Welke problemen herkennen we in deze casus?

Er zijn voor specifieke doelgroepen waarvan te verwachten valt dat zij in de toekomst meerdere malen een transfusie zullen krijgen, richtlijnen ontwikkeld om complicaties van transfusie, met name nieuwe antistofvorming, zoveel mogelijk te vermijden. In geval van sikkelcelanemie raadt de CBO richtlijn aan om deze patiënten zo vroeg mogelijk te typeren voor Rh, Kell, Duffy, Kidd en MNS en indien S-s- eveneens voor het U antigeen. Voor transfusie wordt geadviseerd naast ABO, Rh fenotype, K en Fya compatibel bloed te selecteren en eventueel rekening te houden met Jkb, S en/of s indien de patiënt hier zelf negatief voor is. Door het niet vermelden van belangrijke medische informatie op de aanvraag van bloedproducten, zoals sikkelcelanemie en een bekende transfusiehistorie in een ander ziekenhuis, ontstaat er onnodig risico voor de ontvanger. De mondelinge informatie van de verpleegkundige bij ophalen van het bloed bood een mogelijkheid om de fout gedeeltelijk te herstellen. Bij deze patiënte was er echter naast de sikkelcelanemie nog een andere bijzonderheid: transfusieadvies Rh neg bloed toedienen i.v.m. een RhD variant. Mensen met de DAR variant kunnen anti-D vormen door transfusie met D pos bloed.

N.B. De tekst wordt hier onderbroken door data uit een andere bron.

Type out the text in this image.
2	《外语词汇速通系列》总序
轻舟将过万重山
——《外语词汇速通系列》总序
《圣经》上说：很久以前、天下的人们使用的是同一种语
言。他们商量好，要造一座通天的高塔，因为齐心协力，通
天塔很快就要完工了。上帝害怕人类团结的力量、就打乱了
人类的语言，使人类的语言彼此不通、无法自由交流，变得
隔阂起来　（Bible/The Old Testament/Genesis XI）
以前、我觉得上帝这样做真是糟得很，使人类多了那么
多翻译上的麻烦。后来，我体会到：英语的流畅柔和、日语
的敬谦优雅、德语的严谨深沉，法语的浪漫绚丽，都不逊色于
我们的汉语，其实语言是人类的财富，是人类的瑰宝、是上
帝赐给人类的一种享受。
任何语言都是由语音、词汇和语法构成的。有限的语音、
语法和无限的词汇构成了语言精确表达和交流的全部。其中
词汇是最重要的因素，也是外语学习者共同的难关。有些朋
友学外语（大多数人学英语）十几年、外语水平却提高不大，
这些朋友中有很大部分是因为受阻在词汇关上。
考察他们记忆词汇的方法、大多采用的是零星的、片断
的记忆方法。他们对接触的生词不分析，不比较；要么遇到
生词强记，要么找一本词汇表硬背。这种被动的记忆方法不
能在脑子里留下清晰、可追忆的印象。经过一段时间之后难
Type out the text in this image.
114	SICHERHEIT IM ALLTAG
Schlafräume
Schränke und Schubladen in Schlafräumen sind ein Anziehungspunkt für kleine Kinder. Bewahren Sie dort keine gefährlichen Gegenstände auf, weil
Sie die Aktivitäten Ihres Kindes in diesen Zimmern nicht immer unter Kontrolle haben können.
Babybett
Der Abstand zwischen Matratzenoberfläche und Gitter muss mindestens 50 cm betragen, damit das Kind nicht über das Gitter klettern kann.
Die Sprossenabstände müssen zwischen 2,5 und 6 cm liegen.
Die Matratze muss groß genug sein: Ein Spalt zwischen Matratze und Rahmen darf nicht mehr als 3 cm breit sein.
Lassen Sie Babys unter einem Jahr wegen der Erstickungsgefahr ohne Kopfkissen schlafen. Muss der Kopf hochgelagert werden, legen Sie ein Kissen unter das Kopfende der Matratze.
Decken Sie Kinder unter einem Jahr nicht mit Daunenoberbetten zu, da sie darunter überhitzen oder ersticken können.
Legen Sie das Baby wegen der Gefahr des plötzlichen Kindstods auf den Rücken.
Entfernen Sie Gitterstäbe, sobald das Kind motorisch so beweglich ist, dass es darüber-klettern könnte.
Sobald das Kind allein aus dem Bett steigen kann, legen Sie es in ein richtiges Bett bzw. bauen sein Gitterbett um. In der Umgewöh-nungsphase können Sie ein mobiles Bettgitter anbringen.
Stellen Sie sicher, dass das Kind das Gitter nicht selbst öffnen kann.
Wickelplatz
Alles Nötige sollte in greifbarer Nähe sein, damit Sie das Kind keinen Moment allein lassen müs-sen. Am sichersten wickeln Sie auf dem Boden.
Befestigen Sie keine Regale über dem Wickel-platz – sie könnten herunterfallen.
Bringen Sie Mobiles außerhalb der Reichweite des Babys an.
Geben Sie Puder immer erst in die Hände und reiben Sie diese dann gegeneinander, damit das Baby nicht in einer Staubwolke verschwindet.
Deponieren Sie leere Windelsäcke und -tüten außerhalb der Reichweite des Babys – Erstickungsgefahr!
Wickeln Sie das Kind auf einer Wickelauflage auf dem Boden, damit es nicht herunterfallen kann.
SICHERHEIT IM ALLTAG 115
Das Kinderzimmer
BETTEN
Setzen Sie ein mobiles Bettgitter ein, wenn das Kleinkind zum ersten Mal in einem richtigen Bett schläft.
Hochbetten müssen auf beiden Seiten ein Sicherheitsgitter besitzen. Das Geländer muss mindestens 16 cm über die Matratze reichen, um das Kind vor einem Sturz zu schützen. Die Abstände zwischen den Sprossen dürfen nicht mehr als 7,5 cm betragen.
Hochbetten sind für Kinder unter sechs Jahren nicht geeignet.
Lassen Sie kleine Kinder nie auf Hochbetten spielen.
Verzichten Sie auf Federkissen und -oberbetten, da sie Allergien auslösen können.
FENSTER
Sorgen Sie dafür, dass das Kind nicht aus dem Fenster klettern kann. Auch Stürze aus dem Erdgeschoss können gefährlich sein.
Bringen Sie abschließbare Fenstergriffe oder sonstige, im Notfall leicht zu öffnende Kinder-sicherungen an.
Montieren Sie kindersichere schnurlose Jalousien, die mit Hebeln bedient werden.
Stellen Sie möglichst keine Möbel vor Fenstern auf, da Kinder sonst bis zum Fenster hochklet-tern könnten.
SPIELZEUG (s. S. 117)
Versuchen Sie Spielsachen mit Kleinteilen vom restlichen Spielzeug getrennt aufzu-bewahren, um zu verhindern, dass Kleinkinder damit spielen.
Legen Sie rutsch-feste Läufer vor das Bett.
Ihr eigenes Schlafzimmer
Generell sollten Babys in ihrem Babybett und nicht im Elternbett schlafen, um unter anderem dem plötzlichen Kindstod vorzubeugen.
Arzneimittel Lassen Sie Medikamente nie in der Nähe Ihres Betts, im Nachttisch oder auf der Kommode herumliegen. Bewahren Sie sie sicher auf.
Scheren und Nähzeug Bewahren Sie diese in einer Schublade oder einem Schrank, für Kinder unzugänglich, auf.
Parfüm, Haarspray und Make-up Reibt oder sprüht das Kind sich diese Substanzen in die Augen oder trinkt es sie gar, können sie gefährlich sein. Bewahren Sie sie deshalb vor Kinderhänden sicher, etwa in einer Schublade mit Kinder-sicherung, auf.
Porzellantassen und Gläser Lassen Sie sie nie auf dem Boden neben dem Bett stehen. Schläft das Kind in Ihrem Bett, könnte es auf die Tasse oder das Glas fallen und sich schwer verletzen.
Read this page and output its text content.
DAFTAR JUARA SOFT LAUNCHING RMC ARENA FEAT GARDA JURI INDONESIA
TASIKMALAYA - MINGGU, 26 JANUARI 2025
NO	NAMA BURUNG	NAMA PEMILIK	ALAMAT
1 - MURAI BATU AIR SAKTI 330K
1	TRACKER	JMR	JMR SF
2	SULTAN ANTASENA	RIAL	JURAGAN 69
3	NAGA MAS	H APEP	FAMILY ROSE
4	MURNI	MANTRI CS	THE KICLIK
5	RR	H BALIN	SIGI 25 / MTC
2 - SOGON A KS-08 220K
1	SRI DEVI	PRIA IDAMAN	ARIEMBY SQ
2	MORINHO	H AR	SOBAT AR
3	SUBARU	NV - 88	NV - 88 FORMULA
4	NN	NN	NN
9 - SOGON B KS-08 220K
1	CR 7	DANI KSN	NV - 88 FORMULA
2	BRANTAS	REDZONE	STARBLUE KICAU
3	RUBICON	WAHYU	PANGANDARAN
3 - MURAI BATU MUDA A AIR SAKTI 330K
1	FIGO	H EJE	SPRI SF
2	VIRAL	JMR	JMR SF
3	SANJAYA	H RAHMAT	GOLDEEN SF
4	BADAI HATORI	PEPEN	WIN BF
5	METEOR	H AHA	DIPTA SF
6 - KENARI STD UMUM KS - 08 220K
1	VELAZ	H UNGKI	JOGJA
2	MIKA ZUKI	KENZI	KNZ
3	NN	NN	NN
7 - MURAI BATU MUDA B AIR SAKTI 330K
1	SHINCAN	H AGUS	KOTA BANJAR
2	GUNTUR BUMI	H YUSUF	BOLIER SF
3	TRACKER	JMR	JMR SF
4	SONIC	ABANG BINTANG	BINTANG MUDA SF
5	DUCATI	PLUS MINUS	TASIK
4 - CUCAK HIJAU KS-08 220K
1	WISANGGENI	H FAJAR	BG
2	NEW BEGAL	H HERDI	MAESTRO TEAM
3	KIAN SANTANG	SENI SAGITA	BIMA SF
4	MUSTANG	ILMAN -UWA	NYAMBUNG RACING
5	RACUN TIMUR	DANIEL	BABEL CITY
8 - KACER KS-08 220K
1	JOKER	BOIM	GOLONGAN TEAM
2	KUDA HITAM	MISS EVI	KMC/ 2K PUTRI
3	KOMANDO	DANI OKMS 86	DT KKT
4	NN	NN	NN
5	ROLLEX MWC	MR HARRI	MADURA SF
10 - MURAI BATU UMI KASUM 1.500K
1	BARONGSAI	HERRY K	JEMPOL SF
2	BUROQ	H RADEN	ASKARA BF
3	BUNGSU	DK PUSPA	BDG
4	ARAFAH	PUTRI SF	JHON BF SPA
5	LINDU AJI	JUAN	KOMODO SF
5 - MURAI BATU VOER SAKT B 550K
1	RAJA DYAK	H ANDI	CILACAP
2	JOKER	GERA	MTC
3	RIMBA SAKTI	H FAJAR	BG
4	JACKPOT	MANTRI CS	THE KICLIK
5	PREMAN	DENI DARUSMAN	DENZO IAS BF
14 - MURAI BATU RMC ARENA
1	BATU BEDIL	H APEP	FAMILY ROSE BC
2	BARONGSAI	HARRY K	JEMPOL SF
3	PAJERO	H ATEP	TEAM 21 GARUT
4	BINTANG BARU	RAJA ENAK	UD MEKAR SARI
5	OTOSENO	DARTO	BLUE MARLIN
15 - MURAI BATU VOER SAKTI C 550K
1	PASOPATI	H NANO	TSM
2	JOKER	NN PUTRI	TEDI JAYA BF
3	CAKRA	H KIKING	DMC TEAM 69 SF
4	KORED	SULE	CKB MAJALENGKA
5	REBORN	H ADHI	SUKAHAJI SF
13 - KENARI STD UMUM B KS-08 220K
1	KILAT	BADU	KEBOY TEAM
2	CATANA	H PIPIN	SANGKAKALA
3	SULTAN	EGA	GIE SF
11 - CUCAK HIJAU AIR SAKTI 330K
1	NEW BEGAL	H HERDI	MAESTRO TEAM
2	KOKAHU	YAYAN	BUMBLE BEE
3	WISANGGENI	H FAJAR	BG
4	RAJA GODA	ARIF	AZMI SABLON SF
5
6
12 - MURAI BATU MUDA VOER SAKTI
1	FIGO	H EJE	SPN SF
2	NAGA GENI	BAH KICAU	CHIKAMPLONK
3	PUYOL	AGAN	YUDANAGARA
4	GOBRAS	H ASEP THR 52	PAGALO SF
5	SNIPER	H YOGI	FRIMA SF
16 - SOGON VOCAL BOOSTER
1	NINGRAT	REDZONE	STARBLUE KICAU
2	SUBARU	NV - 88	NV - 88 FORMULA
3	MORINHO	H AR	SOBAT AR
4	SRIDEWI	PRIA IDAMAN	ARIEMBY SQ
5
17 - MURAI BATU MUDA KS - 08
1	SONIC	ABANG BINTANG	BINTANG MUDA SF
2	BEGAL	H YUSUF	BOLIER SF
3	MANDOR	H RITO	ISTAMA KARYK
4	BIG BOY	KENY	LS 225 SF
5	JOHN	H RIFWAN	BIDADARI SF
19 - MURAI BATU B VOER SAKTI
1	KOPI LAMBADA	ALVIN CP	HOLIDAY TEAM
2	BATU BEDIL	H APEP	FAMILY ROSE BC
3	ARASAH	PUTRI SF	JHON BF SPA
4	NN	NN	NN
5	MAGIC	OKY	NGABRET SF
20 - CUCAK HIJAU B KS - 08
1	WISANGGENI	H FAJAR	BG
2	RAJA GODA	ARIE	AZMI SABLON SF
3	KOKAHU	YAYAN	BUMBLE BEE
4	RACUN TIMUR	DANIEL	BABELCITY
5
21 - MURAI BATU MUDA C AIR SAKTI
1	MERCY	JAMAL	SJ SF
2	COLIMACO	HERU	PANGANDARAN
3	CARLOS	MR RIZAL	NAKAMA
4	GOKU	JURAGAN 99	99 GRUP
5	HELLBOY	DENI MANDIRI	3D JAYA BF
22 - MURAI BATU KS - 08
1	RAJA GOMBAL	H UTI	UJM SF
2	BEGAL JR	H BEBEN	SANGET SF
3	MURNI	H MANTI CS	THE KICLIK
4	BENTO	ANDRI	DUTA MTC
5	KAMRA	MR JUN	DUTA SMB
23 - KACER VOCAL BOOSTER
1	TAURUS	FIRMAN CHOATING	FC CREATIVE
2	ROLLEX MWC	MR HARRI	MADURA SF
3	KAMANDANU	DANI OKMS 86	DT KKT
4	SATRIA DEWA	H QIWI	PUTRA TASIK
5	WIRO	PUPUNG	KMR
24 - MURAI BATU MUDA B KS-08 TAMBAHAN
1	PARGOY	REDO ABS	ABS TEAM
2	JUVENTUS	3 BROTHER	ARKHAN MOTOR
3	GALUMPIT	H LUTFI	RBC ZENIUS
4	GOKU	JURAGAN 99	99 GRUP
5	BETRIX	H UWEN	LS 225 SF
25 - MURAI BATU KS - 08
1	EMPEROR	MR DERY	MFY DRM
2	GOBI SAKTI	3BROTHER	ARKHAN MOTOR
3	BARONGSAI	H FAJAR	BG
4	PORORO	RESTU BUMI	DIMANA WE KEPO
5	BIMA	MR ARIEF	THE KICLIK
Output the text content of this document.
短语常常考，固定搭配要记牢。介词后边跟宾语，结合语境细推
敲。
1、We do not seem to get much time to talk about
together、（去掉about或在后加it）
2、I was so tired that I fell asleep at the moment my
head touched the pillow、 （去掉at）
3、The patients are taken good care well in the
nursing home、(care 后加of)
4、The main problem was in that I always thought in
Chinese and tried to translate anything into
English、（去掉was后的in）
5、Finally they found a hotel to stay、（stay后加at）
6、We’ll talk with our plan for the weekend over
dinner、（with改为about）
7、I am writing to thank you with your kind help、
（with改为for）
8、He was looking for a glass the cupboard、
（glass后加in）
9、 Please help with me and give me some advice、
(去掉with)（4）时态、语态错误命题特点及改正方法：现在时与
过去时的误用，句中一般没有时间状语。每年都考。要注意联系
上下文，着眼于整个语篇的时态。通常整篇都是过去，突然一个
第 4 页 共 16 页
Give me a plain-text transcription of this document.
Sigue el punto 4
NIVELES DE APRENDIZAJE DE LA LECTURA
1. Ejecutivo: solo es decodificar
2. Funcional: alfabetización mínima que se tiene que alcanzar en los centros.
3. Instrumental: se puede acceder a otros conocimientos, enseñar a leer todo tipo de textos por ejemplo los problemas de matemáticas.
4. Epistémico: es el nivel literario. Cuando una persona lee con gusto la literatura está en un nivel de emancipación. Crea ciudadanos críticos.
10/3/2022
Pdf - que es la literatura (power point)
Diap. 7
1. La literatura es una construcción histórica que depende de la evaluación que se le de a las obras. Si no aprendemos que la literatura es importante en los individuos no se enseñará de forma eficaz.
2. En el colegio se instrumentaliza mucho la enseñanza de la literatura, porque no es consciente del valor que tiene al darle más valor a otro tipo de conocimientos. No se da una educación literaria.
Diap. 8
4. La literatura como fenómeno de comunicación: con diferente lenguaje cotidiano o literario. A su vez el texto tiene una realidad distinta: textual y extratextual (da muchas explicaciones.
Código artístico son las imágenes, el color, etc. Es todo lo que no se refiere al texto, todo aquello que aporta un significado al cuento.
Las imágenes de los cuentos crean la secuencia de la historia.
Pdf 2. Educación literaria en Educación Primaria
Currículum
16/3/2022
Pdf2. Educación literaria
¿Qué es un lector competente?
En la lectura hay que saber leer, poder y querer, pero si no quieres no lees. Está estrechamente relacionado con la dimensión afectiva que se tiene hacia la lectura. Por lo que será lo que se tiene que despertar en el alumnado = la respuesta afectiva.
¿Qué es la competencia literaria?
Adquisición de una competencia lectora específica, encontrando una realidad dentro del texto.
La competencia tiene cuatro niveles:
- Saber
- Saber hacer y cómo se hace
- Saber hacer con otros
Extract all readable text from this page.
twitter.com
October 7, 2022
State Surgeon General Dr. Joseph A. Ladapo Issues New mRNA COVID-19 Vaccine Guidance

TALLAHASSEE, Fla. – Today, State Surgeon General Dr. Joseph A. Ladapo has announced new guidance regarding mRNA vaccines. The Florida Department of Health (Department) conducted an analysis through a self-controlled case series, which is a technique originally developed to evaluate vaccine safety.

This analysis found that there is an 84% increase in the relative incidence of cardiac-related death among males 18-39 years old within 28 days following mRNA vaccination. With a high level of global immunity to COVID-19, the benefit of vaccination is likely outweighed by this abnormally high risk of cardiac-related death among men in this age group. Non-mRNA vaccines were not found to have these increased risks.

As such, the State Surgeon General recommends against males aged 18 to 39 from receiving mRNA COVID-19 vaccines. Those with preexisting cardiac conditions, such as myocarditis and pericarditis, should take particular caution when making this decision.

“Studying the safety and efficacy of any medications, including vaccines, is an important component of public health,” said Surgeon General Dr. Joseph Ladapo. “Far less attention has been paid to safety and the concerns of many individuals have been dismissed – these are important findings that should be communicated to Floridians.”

In overleg met de melder is het voorval geregistreerd als:

Verkeerd bloedproduct toegediend, communicatie fout

De melding wordt ingedeeld in de groep:

risico door niet voldoen aan preventief beleid voor irregulaire antistofvorming (Preventie Irras)

Hoe ging het verder met de patiënte?

Patiënte is in het naburig academisch ziekenhuis 20 weken na dit voorval gescreend op irregulaire antistoffen. De uitslag hiervan was positief, maar in het vervolgonderzoek met verschillende technieken bleek alles negatief.

Deze casus is een voorbeeld van risico’s die ontstaan door behandeling in een ander ziekenhuis dan waar de patiënt al bekend is. Er is niet vermeld of de patiënte een bloedgroepkaartje kon tonen. Wellicht zou registratie van een transfusieadvies in TRIX bij patiënten met bloedgroepbijzonderheden zoals een RhD variant een hulpmiddel kunnen zijn om deze risico’s te verkleinen.